Previously, the only person in the department who could do such a thing was the defense secretary.

He said his mission objectives from Defense Secretary Jim Mattis have changed. “It used to be 'Defeat ISIS,'” he said. “It is now, 'Annihilate ISIS.' [Mattis] put a non-doctrinal term out there to amp up the volume a bit, and we all got the message.”

Thomas wants Socom to be more agile and more networked.

He said the command has its eyes on Iran and its stated goal of building a Shia crescent through Iraq and Syria into Lebanon. Iranian officials are all throughout that area now, the general said, adding that they bear special attention.

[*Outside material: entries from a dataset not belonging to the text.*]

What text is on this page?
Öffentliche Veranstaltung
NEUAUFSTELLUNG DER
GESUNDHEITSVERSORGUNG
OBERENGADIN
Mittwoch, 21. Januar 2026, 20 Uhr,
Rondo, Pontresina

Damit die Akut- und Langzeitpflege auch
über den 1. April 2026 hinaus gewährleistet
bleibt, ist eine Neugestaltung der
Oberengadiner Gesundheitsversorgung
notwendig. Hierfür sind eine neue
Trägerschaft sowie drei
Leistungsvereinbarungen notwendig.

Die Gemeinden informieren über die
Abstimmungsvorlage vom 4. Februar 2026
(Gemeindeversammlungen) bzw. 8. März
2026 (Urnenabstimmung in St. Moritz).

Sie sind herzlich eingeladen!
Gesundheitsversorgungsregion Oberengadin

ISIS is trying to export its “brand” through the world and they seized on Libya as a failed state, which, with its gap in governance could serve as a foothold in the region. In fact, ISIS leaders declared Libya a province in the caliphate, he said, and at its high-water mark in the country had around 2,000 fighters in and around the seaside city of Sirte. “They don’t exist anymore,” Thomas noted.

Special operations forces worked through proxies and surrogates to eliminate the ISIS threat in that area, he said. Still, the general said, Libya is another place that bears watching as some of the fighters escaped to southern Libya and are looking for a time and place to return.

The command is also invested in deterring Russia and there are special operators working with all the nations bordering Russia, Thomas said. “The people [of those nations] enjoy their freedom and want to keep it,” he added.


 Korea

Herridge asked about the command’s work on the Korean Peninsula. Thomas objected to the argument that there is no military option against North Korean leader Kim Jong Un as he continues to build a nuclear weapons and the means to deliver them. “There is always a military option,” he said. “That’s why you pay $600 billion a year. It is an ugly, ugly option, but you cannot play elements of power and then discount that there is no option."

“People say that Kim Jong Un can only put a warhead the size of the Hiroshima bomb on a missile,” he continued. “That’s not comforting to me. Everything I am hearing … is that he and the regime are inextricably tied to their nuclear program.”

For the future, the general wants Socom to be able to give decision-makers more options to choose from when a crisis develops. “My biggest concern is the need to transform,” Thomas said.

The general spoke of a senior private industry executive who visited the command and told him that though the command is getting the right people and prototyping new capabilities well, “you suck at deep learning.”

“We are still trying to digest terabytes of data, and this company is way beyond that,” Thomas said. “If we can master that, we become Socom on steroids in terms of Seeing threats, seeing opportunities [and] applying our special capabilities.” 

Note: In the top U.S. Air Force photo taken by Tech. Sgt. Angelita Lawrence U.S. Army Gen. Raymond A. Thomas III, commander of U.S. Special Operations Command, salutes after placing a wreath on a memorial in remembrance of Australian and New Zealand Army Corps Day on April 25, 2017 at MacDill Air Force Base, Fla. Anzac Day i marks the anniversary of the first major military action fought by Australian and New Zealand forces during WWI.

In the above U.S. Navy photo taken by Seaman Richard Miller  Army Lt. Gen. Raymond A. Thomas III, commander of, Joint Special Operations Command, participates in a riverine demonstration with members of Special Boat Team 22 at the Naval Small Craft Instruction and Technical Training School in Mississippi on March 12, 2015.